Im Rahmen der biologischen Sicherheitsforschung wurden verschiedene Kartoffeln mit veränderten Inhaltsstoffen als Modellpflanzen im Freiland geprüft. Von 2001 bis 2004 wurden Anbaueigenschaften und mögliche Umweltauswirkungen einer Kartoffel untersucht, die nicht nur Stärke, sondern auch Fruktane, Ballaststoffe mit gesundheitsfördernder Wirkung bildet. Von 2005 bis 2008 beschäftigte sich ein Forschungsverbund mit einer Kartoffel, die das Carotinoid Zeaxanthin, das vor der Altersblindheit schützen soll, in ihren Knollen anreichert. Von 2008 bis 2011 wurden gentechnisch veränderte Kartoffeln im Freiland getestet, die in ihren Knollen Cyanophycin bilden, woraus ein biologisch abbaubarer Kunststoff gewonnen werden kann.

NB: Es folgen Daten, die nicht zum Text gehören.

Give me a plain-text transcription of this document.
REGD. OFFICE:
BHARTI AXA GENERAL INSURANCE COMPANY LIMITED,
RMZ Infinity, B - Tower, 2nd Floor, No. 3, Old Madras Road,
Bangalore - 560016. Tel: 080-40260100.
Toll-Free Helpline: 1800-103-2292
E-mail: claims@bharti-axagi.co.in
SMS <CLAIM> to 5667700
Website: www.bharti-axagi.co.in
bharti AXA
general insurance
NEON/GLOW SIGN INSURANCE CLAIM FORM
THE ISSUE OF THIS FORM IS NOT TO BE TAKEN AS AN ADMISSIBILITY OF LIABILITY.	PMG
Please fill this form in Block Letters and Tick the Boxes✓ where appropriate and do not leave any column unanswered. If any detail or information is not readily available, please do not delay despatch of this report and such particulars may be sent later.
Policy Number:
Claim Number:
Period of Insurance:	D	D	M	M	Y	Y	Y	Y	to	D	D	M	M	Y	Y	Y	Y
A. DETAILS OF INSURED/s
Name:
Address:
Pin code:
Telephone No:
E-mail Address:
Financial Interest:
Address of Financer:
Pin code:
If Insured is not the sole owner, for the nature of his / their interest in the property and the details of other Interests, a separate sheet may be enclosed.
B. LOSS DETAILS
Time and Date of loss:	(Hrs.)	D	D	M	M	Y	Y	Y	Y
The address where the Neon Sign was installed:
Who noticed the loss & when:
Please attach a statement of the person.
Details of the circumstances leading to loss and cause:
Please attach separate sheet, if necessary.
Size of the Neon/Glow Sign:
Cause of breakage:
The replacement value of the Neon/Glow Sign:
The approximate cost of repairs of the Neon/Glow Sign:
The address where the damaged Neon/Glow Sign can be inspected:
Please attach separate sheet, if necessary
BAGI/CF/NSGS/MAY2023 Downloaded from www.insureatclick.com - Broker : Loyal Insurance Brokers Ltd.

Zulassungen und Anbau in der EU

Seit März 2010 ist in der EU die gentechnisch veränderte Kartoffel „Amflora“ sowohl für den Anbau als auch zur Verwendung als Lebens- und Futtermittel zugelassen. Obwohl sie ausschließlich als Rohstoff für die Stärkeindustrie gedacht ist, soll ein Teil der bei der Verarbeitung anfallenden Reststoffe als Futtermittel verwertet werden. Die Zulassung als Lebensmittel wurde vorsorglich für den Fall angestrebt, dass einzelne der gv-Kartoffeln versehentlich in die Lebensmittelverarbeitung gelangen. Die von BASF Plant Science entwickelte Kartoffel liefert ausschließlich Amylopektin-Stärke, die sich für viele industrielle Anwendungszwecke besser eignet als normale Kartoffelstärke. Anfang 2012 hat die BASF die Vermarktung der Amflora-Kartoffel in Europa aufgrund mangelnder Akzeptanz gestoppt.

Weltweit

In den USA und Kanada sind vier gentechnisch veränderte Kartoffeln sowohl für den landwirtschaftlichen Anbau als auch zur Verwendung als Lebensmittel freigegeben. Alle vier produzieren aufgrund eines eingeschleusten Gens einen Abwehrstoff (Bt-Protein) gegen den weit verbreiteten Kartoffelkäfer (Colorado Käfer); zwei davon verfügen zusätzlich über eine Resistenz gegen Viren, die Pflanzenkrankheiten auslösen (Potyvirus Y; Blattrollvirus PLRV). 1996 wurden die ersten gv-Kartoffeln ausgepflanzt. In den Folgejahren stiegen in den USA die Anbauflächen bis auf 25.000 Hektar an. 2001 wurde der Anbau der gv-Kartoffeln jedoch wieder eingestellt.

In Australien, Japan, Korea, auf den Philippinen und in Mexiko sind Kartoffeln als Lebens- und Futtermittel, nicht aber für den Anbau zugelassen.